In contrast, Web 2.0 is commonly associated with web applications which facilitate interactive information sharing and collaboration on the WWW. A Web 2.0 site allows its users to interact with other users or to change website content. Examples of Web 2.0 include web-based communities, web applications, social-networking sites, video-sharing sites, wikis, blogs, among others.
Web 2.0 websites allow users to do more than just retrieve information. They can build on the interactive facilities of Web 1.0 and own the data on a Web 2.0 site and exercise control over that data. Web 2.0 websites typically include some of the following features and techniques. Andrew McAfee used the acronym SLATES to refer to them:
  • Search: finding information through keyword search.
  • Links: guides to other related information.
  • Authoring: the ability to create and update content leads to the collaborative work of many rather than just a few web authors. In wikis, users may extend, undo and redo each other's work. In blogs, posts and the comments of individuals build up over time.
  • Tags: categorization of content by users adding one-word descriptions to facilitate searching, without dependence on pre-made categories.
  • Extensions: software that makes the Web an application platform as well as a document server.
  • Signals: The use of syndication technology such as RSS to notify users of content changes.

In our ICT course, the weekly task regarding this topic consisted of creating a static web page using a Web 2.0 application (a blog in http://www.wordpress.com/). We had to build a portfolio in which we show our profile as an English teacher and as a professional in the ELT field. This site has academic information that might be of interest to the ELT world. This was a good experience and we learned how to combine new tools and adding, modifying and even deleting information.

My URL in Wordpress is: http://cireneramirez.wordpress.com/ Feel free to visit it and enjoy it.

(1) http://en.wikipedia.org/wiki/World_Wide_Web

Week #2: ICTs in ELT

This week, we learned and discussed the topic of ICT in the field of English Language Teaching. ICT stands for Information and Communication Technology and it covers all technical means for processing and communicating information. This term is often used to describe digital technologies including methods for communication (transmission techniques, communications equipment, media) as well as techniques for storing and processing information (computing, data storage, etc.)
In our world, technology is changing so fast that people need to adjust and adapt to new trends and innovations in order for them to be updated and not to get left behind. In the case of education, both teachers and students should know how to use the new tools offered by technology and apply them in their daily life, specially in their learning/teaching contexts.
Nowadays, there are many associations around the world that integrate technology with language teaching in order to engage students in the language learning process. To fulfill this task, certain conditions are required. For example, it is mandatory at least to have Internet access and a computer. And it is also important to know the web tools available for this purpose and how to use them. A combination of all these aspects allow people to make use of ICTs in ELT effectively. However, this is an ideal context. In many cases teachers and/or students do not have either the money or the facilities to use ICTs.

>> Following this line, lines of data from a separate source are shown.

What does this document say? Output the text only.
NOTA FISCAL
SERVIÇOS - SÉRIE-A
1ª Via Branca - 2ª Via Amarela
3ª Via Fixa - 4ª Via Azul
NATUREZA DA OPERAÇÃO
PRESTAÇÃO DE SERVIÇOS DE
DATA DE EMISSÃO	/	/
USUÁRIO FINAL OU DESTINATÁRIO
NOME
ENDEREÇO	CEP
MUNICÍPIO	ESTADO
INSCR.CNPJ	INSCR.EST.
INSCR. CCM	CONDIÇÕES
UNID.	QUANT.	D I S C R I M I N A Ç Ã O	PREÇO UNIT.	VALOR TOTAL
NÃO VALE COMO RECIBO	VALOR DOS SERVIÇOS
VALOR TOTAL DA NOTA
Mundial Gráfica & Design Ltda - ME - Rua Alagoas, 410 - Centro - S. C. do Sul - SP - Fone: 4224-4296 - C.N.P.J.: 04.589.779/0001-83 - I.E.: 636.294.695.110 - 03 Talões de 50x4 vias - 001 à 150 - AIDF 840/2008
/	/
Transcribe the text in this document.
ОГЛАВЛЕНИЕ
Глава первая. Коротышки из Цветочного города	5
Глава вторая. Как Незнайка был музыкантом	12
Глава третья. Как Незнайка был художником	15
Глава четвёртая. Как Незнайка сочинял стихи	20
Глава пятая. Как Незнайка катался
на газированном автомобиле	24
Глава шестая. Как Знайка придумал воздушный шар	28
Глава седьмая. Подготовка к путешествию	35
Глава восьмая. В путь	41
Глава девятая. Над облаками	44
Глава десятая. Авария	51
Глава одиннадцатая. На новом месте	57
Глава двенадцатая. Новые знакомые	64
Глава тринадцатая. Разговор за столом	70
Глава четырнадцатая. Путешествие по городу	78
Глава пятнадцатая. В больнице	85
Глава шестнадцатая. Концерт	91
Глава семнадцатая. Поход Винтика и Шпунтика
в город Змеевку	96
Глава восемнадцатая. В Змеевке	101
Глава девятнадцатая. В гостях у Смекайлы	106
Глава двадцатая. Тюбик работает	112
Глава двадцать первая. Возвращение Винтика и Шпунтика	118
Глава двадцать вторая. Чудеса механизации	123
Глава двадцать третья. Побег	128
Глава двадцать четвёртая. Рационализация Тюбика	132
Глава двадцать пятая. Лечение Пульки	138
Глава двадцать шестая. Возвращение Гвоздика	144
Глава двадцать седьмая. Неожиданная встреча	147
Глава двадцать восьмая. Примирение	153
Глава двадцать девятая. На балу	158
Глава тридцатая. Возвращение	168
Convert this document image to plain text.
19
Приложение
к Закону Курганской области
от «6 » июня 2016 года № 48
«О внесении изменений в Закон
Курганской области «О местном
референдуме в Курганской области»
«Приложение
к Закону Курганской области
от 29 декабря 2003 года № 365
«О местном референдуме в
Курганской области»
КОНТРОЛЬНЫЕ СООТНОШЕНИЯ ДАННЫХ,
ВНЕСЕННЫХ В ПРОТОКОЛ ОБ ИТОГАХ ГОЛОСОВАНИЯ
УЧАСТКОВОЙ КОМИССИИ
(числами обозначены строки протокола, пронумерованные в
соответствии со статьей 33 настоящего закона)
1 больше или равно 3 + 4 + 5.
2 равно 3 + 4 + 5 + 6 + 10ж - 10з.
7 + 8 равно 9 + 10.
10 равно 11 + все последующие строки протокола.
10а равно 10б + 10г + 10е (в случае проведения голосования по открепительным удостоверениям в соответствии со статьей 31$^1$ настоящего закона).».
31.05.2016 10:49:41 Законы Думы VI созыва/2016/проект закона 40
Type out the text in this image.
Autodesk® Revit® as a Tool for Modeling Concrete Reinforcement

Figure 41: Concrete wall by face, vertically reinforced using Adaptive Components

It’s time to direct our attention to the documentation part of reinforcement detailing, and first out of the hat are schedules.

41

In Venezuela, it is very difficult to use ICTs in all teaching contexts since most schools and universities need money and infrastructure in the first place. In my case, I teach at the Instituto Venezolano de Investigaciones Científicas (IVIC) and the availability of technological facilities is reasonable. There is one English lab with 15 computers approximately with free Internet access. Students have English lessons twice a week and can make use of the lab any time they want. Audio and video tools are also used in class as well as the Moodle platform to have extra practice and reinforce what learned in class. Nevertheless, I have never used with my students blogs or wikis to engage them in collaborative and interactive tasks. I think it would be interesting to create a wiki or a class blog aimed at students of science to promote active participation and collaboration while learning English.